So you recommend doing 1 tsp at each meal to start with? I think primal said for her weight and age, 2 Tablespoons but I see what you mean about her being a puppy. They didn't say whether that was 2 tbsp per day or per meal...any idea? and second, is there any way to save this milk? I bought two of the 32pz and I know she won't drink all of this by the time it expires. I saw someone on youtube who thawed it till it was slushy and then poured the milk into trays which gave small individual portions. Is that ok? Just trying to figure out how to make this work. thanks again


----------



## Gabica (Jan 20, 2018)

i would start with 1 tsp and carefully watching. i have never tried to refreeze it, probably best to a ask primal.


----------



## texasred (Jan 29, 2012)

@Gabica
There are a couple of dairy farms in Waller. Where you can buy fresh goat's milk and kefir. Swede dairy farm is the name of one off them. I can't remember the name of the other one.


----------



## Gabica (Jan 20, 2018)

texasred said:


> @Gabica
> There are a couple of dairy farms in Waller. Where are you buy fresh goat's milk and kefir. Swede dairy farm is the name of one off them. I can't remember the name of the other one.
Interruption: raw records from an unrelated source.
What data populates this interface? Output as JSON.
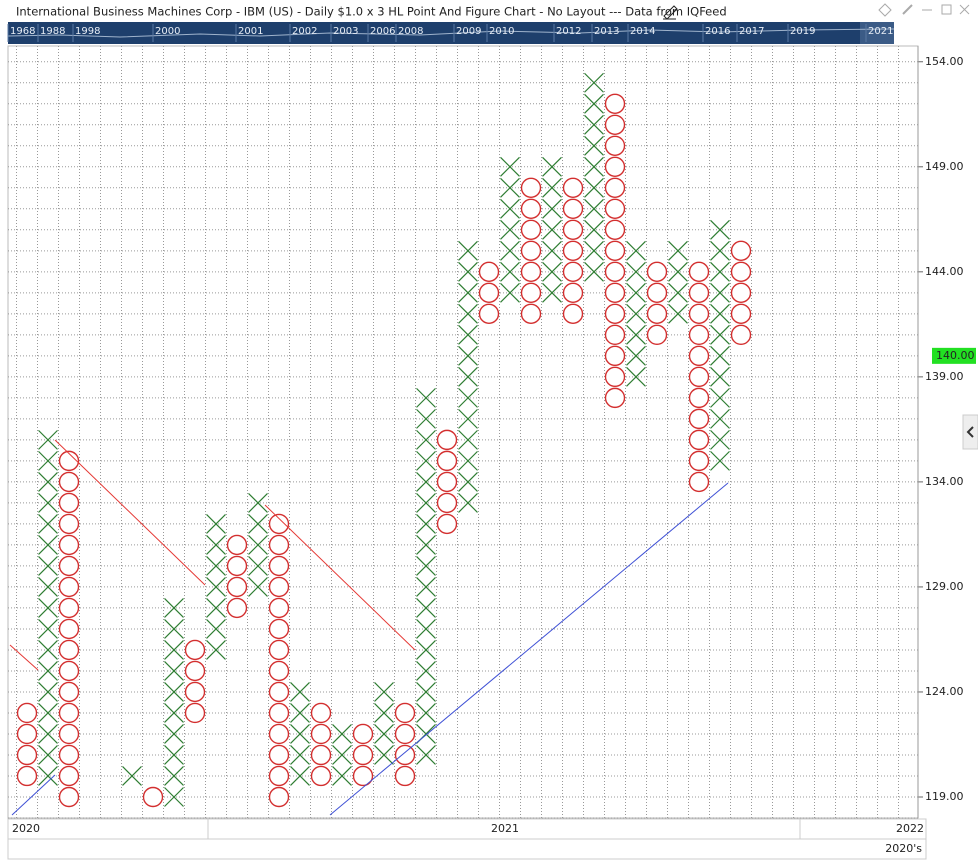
{
  "chart_data": {
    "type": "point_and_figure",
    "title": "International Business Machines Corp - IBM (US) - Daily $1.0 x 3 HL Point And Figure Chart - No Layout --- Data from IQFeed",
    "overview_years": [
      "1968",
      "1988",
      "1998",
      "2000",
      "2001",
      "2002",
      "2003",
      "2006",
      "2008",
      "2009",
      "2010",
      "2012",
      "2013",
      "2014",
      "2016",
      "2017",
      "2019",
      "2021"
    ],
    "x_labels": [
      "2020",
      "2021",
      "2022"
    ],
    "x_label_decade": "2020's",
    "box_size": 1,
    "ylim": [
      118,
      154.75
    ],
    "yticks": [
      {
        "value": 119,
        "label": "119.00"
      },
      {
        "value": 124,
        "label": "124.00"
      },
      {
        "value": 129,
        "label": "129.00"
      },
      {
        "value": 134,
        "label": "134.00"
      },
      {
        "value": 139,
        "label": "139.00"
      },
      {
        "value": 144,
        "label": "144.00"
      },
      {
        "value": 149,
        "label": "149.00"
      },
      {
        "value": 154,
        "label": "154.00"
      }
    ],
    "last_price": {
      "value": 140,
      "label": "140.00"
    },
    "x_color": "#2e7d32",
    "o_color": "#d32f2f",
    "columns": [
      {
        "type": "O",
        "low": 120,
        "high": 123
      },
      {
        "type": "X",
        "low": 120,
        "high": 136
      },
      {
        "type": "O",
        "low": 119,
        "high": 135
      },
      null,
      null,
      {
        "type": "X",
        "low": 120,
        "high": 120
      },
      {
        "type": "O",
        "low": 119,
        "high": 119
      },
      {
        "type": "X",
        "low": 119,
        "high": 128
      },
      {
        "type": "O",
        "low": 123,
        "high": 126
      },
      {
        "type": "X",
        "low": 126,
        "high": 132
      },
      {
        "type": "O",
        "low": 128,
        "high": 131
      },
      {
        "type": "X",
        "low": 129,
        "high": 133
      },
      {
        "type": "O",
        "low": 119,
        "high": 132
      },
      {
        "type": "X",
        "low": 120,
        "high": 124
      },
      {
        "type": "O",
        "low": 120,
        "high": 123
      },
      {
        "type": "X",
        "low": 120,
        "high": 122
      },
      {
        "type": "O",
        "low": 120,
        "high": 122
      },
      {
        "type": "X",
        "low": 121,
        "high": 124
      },
      {
        "type": "O",
        "low": 120,
        "high": 123
      },
      {
        "type": "X",
        "low": 121,
        "high": 138
      },
      {
        "type": "O",
        "low": 132,
        "high": 136
      },
      {
        "type": "X",
        "low": 133,
        "high": 145
      },
      {
        "type": "O",
        "low": 142,
        "high": 144
      },
      {
        "type": "X",
        "low": 143,
        "high": 149
      },
      {
        "type": "O",
        "low": 142,
        "high": 148
      },
      {
        "type": "X",
        "low": 143,
        "high": 149
      },
      {
        "type": "O",
        "low": 142,
        "high": 148
      },
      {
        "type": "X",
        "low": 144,
        "high": 153
      },
      {
        "type": "O",
        "low": 138,
        "high": 152
      },
      {
        "type": "X",
        "low": 139,
        "high": 145
      },
      {
        "type": "O",
        "low": 141,
        "high": 144
      },
      {
        "type": "X",
        "low": 142,
        "high": 145
      },
      {
        "type": "O",
        "low": 134,
        "high": 144
      },
      {
        "type": "X",
        "low": 135,
        "high": 146
      },
      {
        "type": "O",
        "low": 141,
        "high": 145
      }
    ]
  }
}
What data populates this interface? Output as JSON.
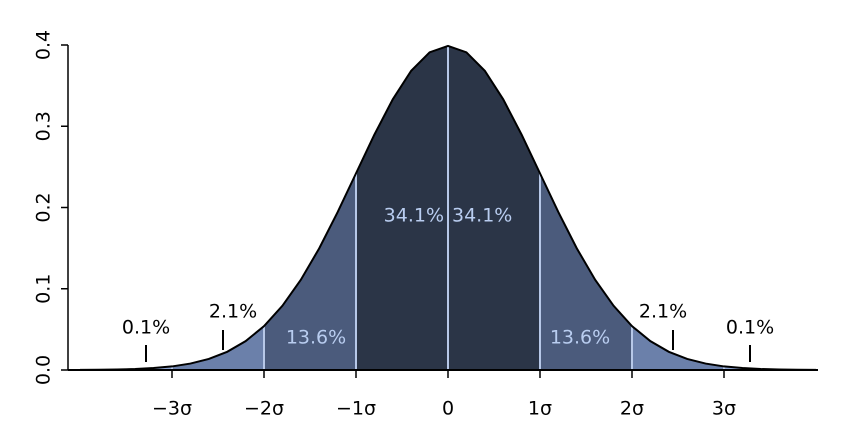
{
  "chart_data": {
    "type": "density",
    "x": [
      -4,
      -3.8,
      -3.6,
      -3.4,
      -3.2,
      -3,
      -2.8,
      -2.6,
      -2.4,
      -2.2,
      -2,
      -1.8,
      -1.6,
      -1.4,
      -1.2,
      -1,
      -0.8,
      -0.6,
      -0.4,
      -0.2,
      0,
      0.2,
      0.4,
      0.6,
      0.8,
      1,
      1.2,
      1.4,
      1.6,
      1.8,
      2,
      2.2,
      2.4,
      2.6,
      2.8,
      3,
      3.2,
      3.4,
      3.6,
      3.8,
      4
    ],
    "values": [
      0.0001,
      0.0003,
      0.0006,
      0.0012,
      0.0024,
      0.0044,
      0.0079,
      0.0136,
      0.0224,
      0.0355,
      0.054,
      0.079,
      0.1109,
      0.1497,
      0.1942,
      0.242,
      0.2897,
      0.3332,
      0.3683,
      0.391,
      0.3989,
      0.391,
      0.3683,
      0.3332,
      0.2897,
      0.242,
      0.1942,
      0.1497,
      0.1109,
      0.079,
      0.054,
      0.0355,
      0.0224,
      0.0136,
      0.0079,
      0.0044,
      0.0024,
      0.0012,
      0.0006,
      0.0003,
      0.0001
    ],
    "color": "#000000",
    "regions": {
      "bounds": [
        -4,
        -3,
        -2,
        -1,
        0,
        1,
        2,
        3,
        4
      ],
      "colors": [
        "#8ca3d0",
        "#6b80aa",
        "#4b5b7c",
        "#2b3547",
        "#2b3547",
        "#4b5b7c",
        "#6b80aa",
        "#8ca3d0"
      ],
      "values": [
        0.1,
        2.1,
        13.6,
        34.1,
        34.1,
        13.6,
        2.1,
        0.1
      ],
      "value_labels": [
        "0.1%",
        "2.1%",
        "13.6%",
        "34.1%",
        "34.1%",
        "13.6%",
        "2.1%",
        "0.1%"
      ]
    },
    "xlim": [
      -4,
      4
    ],
    "xticks": [
      {
        "value": -3,
        "label": "−3σ"
      },
      {
        "value": -2,
        "label": "−2σ"
      },
      {
        "value": -1,
        "label": "−1σ"
      },
      0,
      {
        "value": 1,
        "label": "1σ"
      },
      {
        "value": 2,
        "label": "2σ"
      },
      {
        "value": 3,
        "label": "3σ"
      }
    ],
    "ylim": [
      0,
      0.4
    ],
    "yticks": [
      {
        "value": 0,
        "label": "0.0"
      },
      0.1,
      0.2,
      0.3,
      0.4
    ]
  }
}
that is very good to know, will pay a visit soon.


----------



## texasred (Jan 29, 2012)

I was just thinking it would be easier to freeze in serving sizes, if it was fresh, but maybe not.


----------



## Gabica (Jan 20, 2018)

it would be in my view, also to make Kong ice-cream for them. not to mention the kefir, they love the cow one but was always meaning to try the farm fresh goat version.


----------